Many people want a better social life. Like a lot of things, they want it immediately. Is there any fast-track, shortcut or magic bullet to having a fulfilling social life?
The Effort Involved in a Social Life
A social life is a thing of great complexity, risk and advantage. This is an immediate gratification culture, but a healthy and active social life isn’t created overnight. A social life takes a great deal of deliberate planning. Time and money must be invested. Diligence and near manic energy are absolute necessities to see your social life make a profoundly positive turn. Perhaps above all, patience must be in great supply if a far gone social life is to be resuscitated.
An Average Week
Are you up for a little math? Let’s take a look at some figures pertaining to my social life.
So let’s say on weekdays that I put three deliberate hours into my social life.
Multiply those daily three hours by the five days of the week, and I’m investing 15 hours.
I put in another seven or eight hours each day on weekends; that’s another 15 hours. So I’m looking at 30 hours of social time per week. Are you still with me?
For easy figuring, there are approximately 50 weeks in the year. That puts me at around 1,500 hours per year.
1,500 hours multiplied by, at the very least, 12 years worth of this high caliber socializing puts my time investment at approximately 18,000 hours.
Socializing as a Boy: Tally it Up
By the time I was 18, I had already invested many, many hours into my social life. I interacted with people on multiple levels, such as:
after-school extracurricular activities
making out with girls
playing spin the bottle and truth or dare
You get the idea.
When I was 10 years old, I was on the phone from 8 p.m. until 11 p.m. every single night with girls – just talking on the phone. It seems kind of silly in retrospect. What did we talk about? We would all call each other, gossip and talk about who likes whom and who liked what. I’d do homework on the phone with different girls. That was my routine. So if you add that in to my above calculations, you can throw in another few thousand hours for my time investment efforts.

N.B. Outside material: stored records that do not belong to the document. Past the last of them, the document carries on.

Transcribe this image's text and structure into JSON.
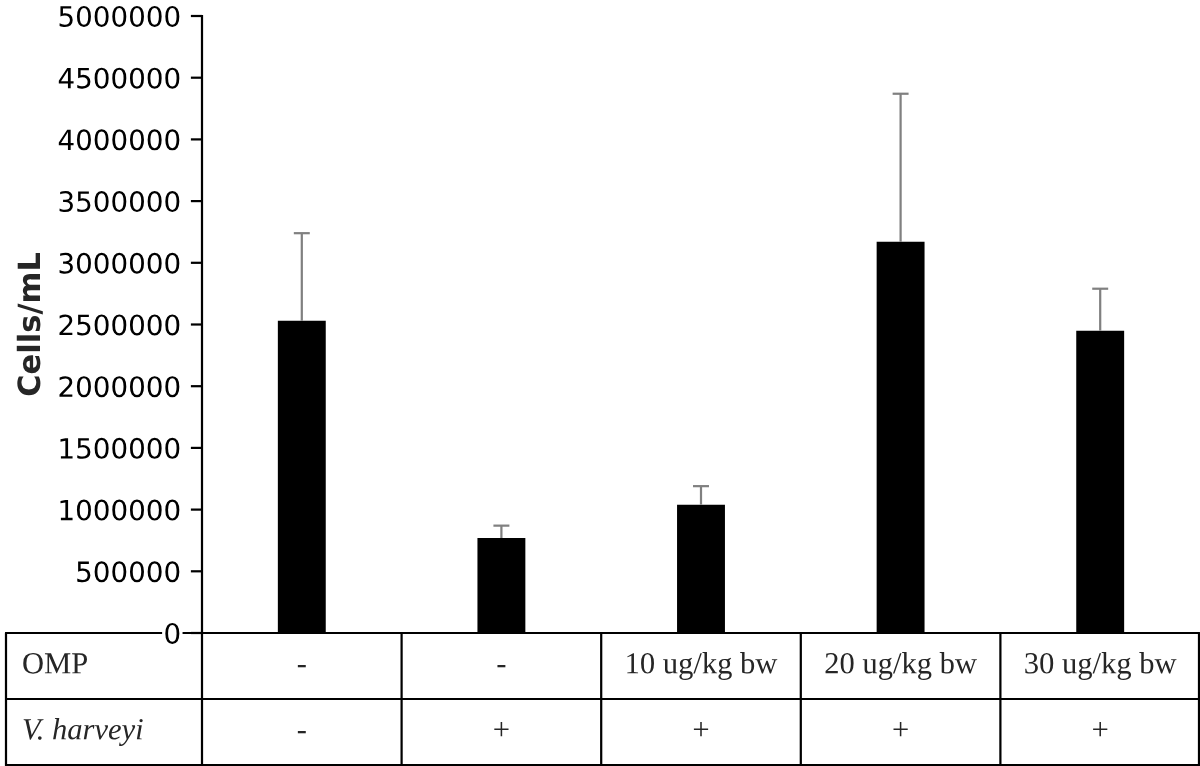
{
  "chart_data": {
    "type": "bar",
    "ylabel": "Cells/mL",
    "categories": [
      "-\n-",
      "-\n+",
      "10 ug/kg bw\n+",
      "20 ug/kg bw\n+",
      "30 ug/kg bw\n+"
    ],
    "values": [
      2530000,
      770000,
      1040000,
      3170000,
      2450000
    ],
    "errors": [
      [
        2530000,
        3240000
      ],
      [
        770000,
        870000
      ],
      [
        1040000,
        1190000
      ],
      [
        3170000,
        4370000
      ],
      [
        2450000,
        2790000
      ]
    ],
    "color": "#000000",
    "ylim": [
      0,
      5000000
    ],
    "yticks": [
      0,
      500000,
      1000000,
      1500000,
      2000000,
      2500000,
      3000000,
      3500000,
      4000000,
      4500000,
      5000000
    ],
    "annotations": [
      "OMP",
      "V. harveyi"
    ],
    "grid": false,
    "legend": false
  }
}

Socializing as a Man: More Tallies
I’d estimate that I was somewhere around 20,000 hours going into my 18th birthday. I was primarily single or in relationships throughout this time. As a single man, I’m raging and going full throttle. There’s about 12 years between my 18th and 30th birthdays. I was single at least six of those years. When I’m single, I’m probably going out at least six nights a week.
What am I doing? The question is, what am I not doing? I’m going out to meet and hit on girls. Talking to girls is a high priority, and so is hanging out with friends. I’m attending events and going to parties. I’m going out on dates. I’m putting a serious time investment into my social life, is what I’m doing.
Back to my time investment calculations. I’ve got six years of single life. Let’s say I’m going out at least five nights a week, but usually six.
Multiply six nights per week times fifty weeks in a year. You get 300 nights of socializing.
300 nights multiplied by six single years is equivalent to 1,800 nights that I went out during that time period.
1,800 nights times at least four hours, that’s another 7,200 hours. That puts me at 25,000 hours.
My Final Social Tally
25,000 hours: that’s a lot of time investment. That doesn’t even take into consideration the years that I was involved in relationships. Even when I am in a relationship, I’m still investing time into my social life. I’m going out and hanging out with people. I maintain friendships. I keep partying and getting bottles. In all reality, I’m probably 30,000 hours in with no problem. That isn’t even including one-on-one time with my girlfriend, which would add thousands more hours to my time investment calculations.
Investing in your social life is non-negotiable. Time is precious, and if you want your social life to thrive, you have to dedicate a huge portion of that commodity towards it. I guarantee that I’ve got 30,000 hours plus invested directly into my social life. I have put in the time, and I have reaped the rewards of my efforts. Look at it this way. I’ve got a 30,000 hour head start on you, my friend. Are you ready to play catch up?
How much time do you spend actively sharing time with potential dates?
Make a list of all the ways in which you do put yourself into the company of other people, people of romantic possibilities, then calculate how many hours a week you spend doing those things.
Double that total for one week, and check the results.